Shortly after completing work on my post-punk tribute, Dirt Behind The Daydream, this album was developed over the following three months, as the longest lockdown played out, exploring various approaches and dynamics till I felt I had built up enough material to draw a strong selection from. I had more than enough music. In fact, I felt I could keep going for a few more weeks at least, as the ideas continued to flow, but also felt that I needed to make a decision to stop and assess; otherwise I would have an unwieldy amount of material to wade through and edit into a coherent form. Cut out while the going's good, I thought.
The album title was initially used as a working title, and so that I could have text to use to develop the artwork, but the more I thought about it and let it settle, the more it felt right, especially as the creation of the music felt like a bit of a balancing act of various volatile elements that took a degree of skill and concentration to coalesce satisfactorily. The cover images unintentionally continue a circular motif, as do some track titles; Swirling Curvature, Brute Circumference and Eccentric Circuit. The work forms itself.

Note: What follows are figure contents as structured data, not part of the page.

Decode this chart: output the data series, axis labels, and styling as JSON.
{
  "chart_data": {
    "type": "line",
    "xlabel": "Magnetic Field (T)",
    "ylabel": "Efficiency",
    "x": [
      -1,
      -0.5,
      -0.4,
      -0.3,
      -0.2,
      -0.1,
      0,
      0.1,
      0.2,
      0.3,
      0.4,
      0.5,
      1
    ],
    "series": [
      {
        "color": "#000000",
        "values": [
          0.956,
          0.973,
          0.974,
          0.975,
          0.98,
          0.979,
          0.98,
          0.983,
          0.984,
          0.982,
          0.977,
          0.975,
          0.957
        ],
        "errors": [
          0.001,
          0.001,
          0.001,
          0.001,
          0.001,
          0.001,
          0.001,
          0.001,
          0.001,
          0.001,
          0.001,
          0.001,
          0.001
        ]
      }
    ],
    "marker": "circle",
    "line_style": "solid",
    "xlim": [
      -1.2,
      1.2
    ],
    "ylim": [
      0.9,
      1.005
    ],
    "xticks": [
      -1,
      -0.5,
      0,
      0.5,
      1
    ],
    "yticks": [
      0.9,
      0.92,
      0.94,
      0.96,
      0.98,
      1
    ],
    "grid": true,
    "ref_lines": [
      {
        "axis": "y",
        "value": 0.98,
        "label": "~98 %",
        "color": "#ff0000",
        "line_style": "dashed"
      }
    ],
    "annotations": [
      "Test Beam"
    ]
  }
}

Until recently Fergus Kelly had an annual release, but since a year (or so), there has been a few and 'Plate Spinning' is his third release in less than a year (see also Vital Weekly 1251 and 1260). No doubt being in lockdown made him more productive (it's not all bad, I think). Kelly is a percussion player using metal, plastics, drums, gongs, cymbals, samples and bass. With these releases of the last year, it seems as if Kelly turned a page in his career. His pieces are short and to the point. In less than an hour, he plays seventeen. Also, there is a musical element in his music, that wasn't there to the same extent as before, when it was all more abstract and sound art. Bass and percussion are the main ingredients in the music, while samples appear in a supporting role.
Kelly writes that he first laid down the bass lines and then the rhythms, whereas one could, perhaps, think it would have been vice versa. Elements of jazz, of industrial music, of improvised music and of post-punk are all part of this. Throughout the pieces are atmospheric and moody, maybe another reflection of the lockdown, with downtempo rhythms and minor chords being used. In that respect, this album builds on the previous two albums, which had a similar moody and mostly (not always) downtempo beat. There are some exceptions, such as 'Ludic Limbo' or 'Bit Rot Foxtrot', the latter even to be labelled as 'funny'. The samples are mostly orchestral (in 'Deluxe Debris') and add a different quality to the music; a sense of cut-up and musique concrète. This is another fine album indeed, spacious, melodic, atmospheric and executed with great care. These are made by someone who has a creative mind, not afraid to jump across musical boundaries to achieve the best results.